Decentralization is ‘extremely necessary’ for the development of crypto capital markets

Sang Lee feels that while advancements in blockchain technology have already left traditional banks in the dust, adoption has remained relatively low due to a number of variables.

If crypto capital markets are to become an institutional reality, one industry insider believes that decentralisation will be a critical factor.

Capital markets connect suppliers and people seeking capital to facilitate ostensibly efficient transactions. Often, investments or savings are channelled between fund providers such as banks and those in need of capital, such as enterprises, governments, and individuals.

Sang Lee, co-founder of crypto financial services provider VegaX Holdings, told  today that established financial institutions have been left behind by the crypto industry’s rapid growth.

VegaX Holdings is developing a suite of financial services based on cryptocurrency. Staking is supported on its VegaX decentralised finance (DeFi) platform, while its Konstellation network is a Cosmos-based DeFi environment (ATOM).

Lee feels that decentralisation is likely the most critical factor in assisting crypto’s entry into capital markets. Decentralization entails the elimination of inefficient intermediaries in decision-making and transaction execution.

Lee lamented the present state of centralised payment platforms, stating, “You can’t transfer a wire over the weekend, which is abysmal.” And the frequency with which a stock changes hands when you purchase it is appalling.” He continued:

“We have advanced sufficiently to the point where we no longer require human intermediates. It was necessary previously, but is no longer.”

Intermediaries frequently raise the amount of fees paid and the time required to complete an investment, lowering potential returns. Eliminating them through decentralisation may be a realistic strategy for improving market efficiency and assisting investors in earning higher returns.

Lee also feels stablecoins will be critical in developing crypto’s capital markets. According to him, stablecoins have the greatest potential to outperform other digital assets and even fiat currency, owing to the fact that the majority of stablecoins, such as Tether (USDT) and Dai (DAI), remain denominated in US dollars.

He stressed the fact that stablecoins provide investors with a global unit of account for transacting. More significantly, stablecoins are something that everyone will use because they provide a sense of stability, which is especially crucial when markets become frothy.

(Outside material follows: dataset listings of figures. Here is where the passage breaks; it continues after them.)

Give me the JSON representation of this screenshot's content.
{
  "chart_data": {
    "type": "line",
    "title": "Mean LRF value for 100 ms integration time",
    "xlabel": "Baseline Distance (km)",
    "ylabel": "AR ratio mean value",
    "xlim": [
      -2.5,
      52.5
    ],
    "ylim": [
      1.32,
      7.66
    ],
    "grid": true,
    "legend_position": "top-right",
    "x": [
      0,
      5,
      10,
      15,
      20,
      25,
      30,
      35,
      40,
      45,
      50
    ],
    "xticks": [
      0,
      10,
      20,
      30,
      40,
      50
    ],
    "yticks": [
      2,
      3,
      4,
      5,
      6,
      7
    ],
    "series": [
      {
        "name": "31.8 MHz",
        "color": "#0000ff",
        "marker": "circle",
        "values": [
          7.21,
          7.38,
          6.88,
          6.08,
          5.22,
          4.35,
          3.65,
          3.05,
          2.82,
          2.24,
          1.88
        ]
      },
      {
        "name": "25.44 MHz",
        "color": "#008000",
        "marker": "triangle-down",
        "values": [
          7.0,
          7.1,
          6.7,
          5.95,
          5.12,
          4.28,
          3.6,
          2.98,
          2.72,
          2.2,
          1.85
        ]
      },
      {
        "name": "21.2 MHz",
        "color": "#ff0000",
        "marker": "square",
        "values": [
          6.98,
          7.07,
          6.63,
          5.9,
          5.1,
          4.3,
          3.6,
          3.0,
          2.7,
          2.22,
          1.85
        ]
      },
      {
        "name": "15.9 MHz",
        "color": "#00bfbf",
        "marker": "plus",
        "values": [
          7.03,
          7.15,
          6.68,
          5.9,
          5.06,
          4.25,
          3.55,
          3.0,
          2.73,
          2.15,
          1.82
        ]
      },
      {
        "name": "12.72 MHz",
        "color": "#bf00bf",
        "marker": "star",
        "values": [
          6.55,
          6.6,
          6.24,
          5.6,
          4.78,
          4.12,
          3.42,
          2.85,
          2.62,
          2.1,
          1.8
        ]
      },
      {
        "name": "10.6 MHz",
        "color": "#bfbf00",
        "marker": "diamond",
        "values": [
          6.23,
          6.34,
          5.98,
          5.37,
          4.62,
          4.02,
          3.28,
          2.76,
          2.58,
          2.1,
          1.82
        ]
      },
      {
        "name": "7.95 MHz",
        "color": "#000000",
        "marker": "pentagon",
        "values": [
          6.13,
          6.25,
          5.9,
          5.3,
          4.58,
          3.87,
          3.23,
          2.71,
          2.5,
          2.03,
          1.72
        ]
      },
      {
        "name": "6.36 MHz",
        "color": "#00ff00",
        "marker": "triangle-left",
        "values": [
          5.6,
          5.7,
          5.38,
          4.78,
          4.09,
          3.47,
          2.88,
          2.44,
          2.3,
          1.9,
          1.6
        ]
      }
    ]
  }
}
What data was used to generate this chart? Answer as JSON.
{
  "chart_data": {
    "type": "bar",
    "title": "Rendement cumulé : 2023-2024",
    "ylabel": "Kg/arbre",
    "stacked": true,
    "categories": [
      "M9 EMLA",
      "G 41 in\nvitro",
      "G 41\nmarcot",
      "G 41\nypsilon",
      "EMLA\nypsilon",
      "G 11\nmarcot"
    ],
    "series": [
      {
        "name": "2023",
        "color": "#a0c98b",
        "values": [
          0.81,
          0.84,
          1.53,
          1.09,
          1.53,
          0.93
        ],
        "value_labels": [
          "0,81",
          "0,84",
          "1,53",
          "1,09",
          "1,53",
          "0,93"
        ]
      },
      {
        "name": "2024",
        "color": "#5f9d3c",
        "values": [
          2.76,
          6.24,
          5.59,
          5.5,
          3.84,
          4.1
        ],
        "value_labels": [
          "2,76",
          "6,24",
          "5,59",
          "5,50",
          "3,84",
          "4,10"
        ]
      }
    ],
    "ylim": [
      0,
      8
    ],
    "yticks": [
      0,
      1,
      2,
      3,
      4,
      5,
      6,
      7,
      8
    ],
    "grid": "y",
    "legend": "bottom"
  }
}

As Lee stated:

“As the economy becomes murkier and more difficult to track, a stablecoin helps level the playing field.”

The world’s second largest stablecoin in terms of market capitalization With the backing of new partner BlackRock, Circle’s USD Coin (USDC) has already began its bid to enter financial markets.

Lee believes that eventually, the movement of money, people, and things will go from the traditional financial world to the blockchain, not the other way around. As he phrased it,

“Crypto will mostly certainly refuse to join the incumbent camp. Things that happen off-chain will happen on-chain, but not in reverse.”

He argues, however, that “DeFi and crypto markets need to be significantly more efficient” in order to accelerate adoption as technology advances. According to him, a significant amount of inefficiency stems from “useless” websites aimed to assist unskilled consumers in transferring assets to crypto. He continued:

“People are shunning the best performing asset class in history due to the impossibility of accessing it. If platforms were more approachable to the general public, adoption would be significantly higher than it is presently.”

Token bridges are required to connect items to the blockchain and into crypto, something Vitalik Buterin expressed concern about in early January. Additionally, they have been the target of many security breaches in 2022, totaling nearly $1 billion in losses.

In any case, Lee regards them as a critical component of the capital markets infrastructure. “We need bridges to expand the capital markets,” he explained, “but the problem is that the majority of bridges are pseudo-centralized.”

 

Disclaimer: These are the writer’s opinions and should not be considered investment advice. Readers should do their own research.